Under the appeals court's rules, the Justice Department must notify the 11th Circuit by Monday whether it will seek a full court review. In recent weeks, lawyers on both sides of the case have been speculating on whether Obama's legal team is eager to get the healthcare dispute before the Supreme Court soon, even if it means risking an embarrassing defeat for the president as he seeks reelection.

"Everyone is waiting to see what they do Monday," said Karen Harned, a lawyer for the National Federation of Independent Business. "For the Supreme Court, this is only a question of when they will decide it. And we are hoping it will be decided in the next term."
Whatever Obama decides to do, it comes with a strong political risk or reward: 
The fate of Obama's healthcare overhaul figures to be at the center of next year's presidential race. Republicans have been running on a promise to "repeal Obamacare." If the Supreme Court were to strike down Obama's signature law as an unconstitutional overreach by the president and a Democratic Congress, it could deal a damaging blow to the president's campaign for reelection.

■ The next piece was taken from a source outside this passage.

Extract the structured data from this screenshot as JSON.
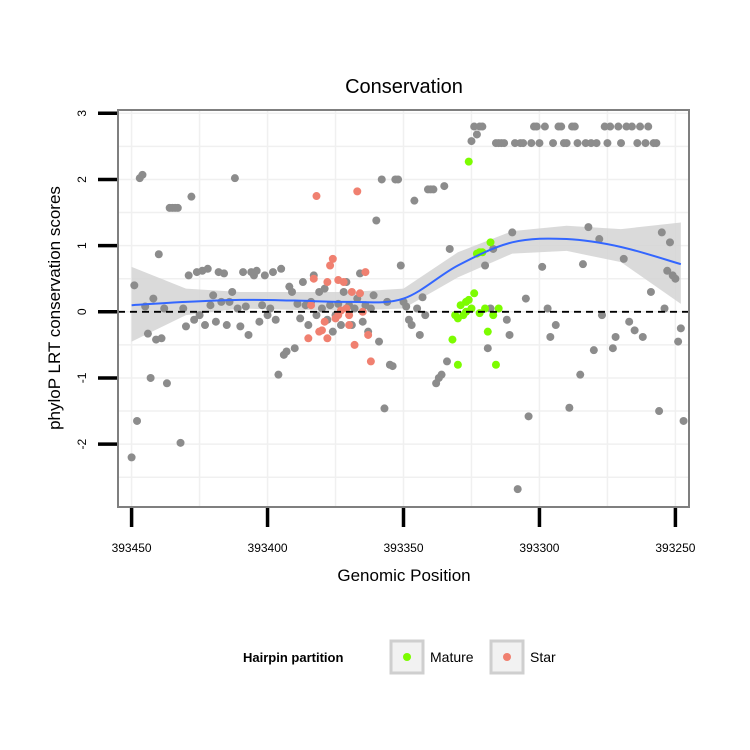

However, if the justices were to uphold the law as a reasonable regulation of the nation's health insurance market, their decision would give a powerful endorsement to Obama's crusade for healthcare reform just when he most needs it. A pro-Obama ruling by the court would also badly undercut claims by "tea party" activists who contend federal regulation of healthcare is outside the bounds of the U.S. Constitution.
ObamaCare will most likely be ruled as unconstitutional by 5-4 vote and it will be a crushing blow to Obama and his chances of being reelected. 
However, if the Supreme Court does uphold ObamaCare, the law will still be unconstitutional. Just because the Supreme Court says it is doesn't necessarily make it so. There have been plenty of Supreme Court cases that have been held not to be in violation of the Constitution despite the fact that it was and still is. Many of these cases were later overturned and some of them still have yet to be overturned. 
Regardless, I think Americans have many reasons to be excited for 2012. However, if we want to defeat Obama and roll back his progressive agenda, we are going to have to work real hard to unseat the Democrats in Congress and the White House.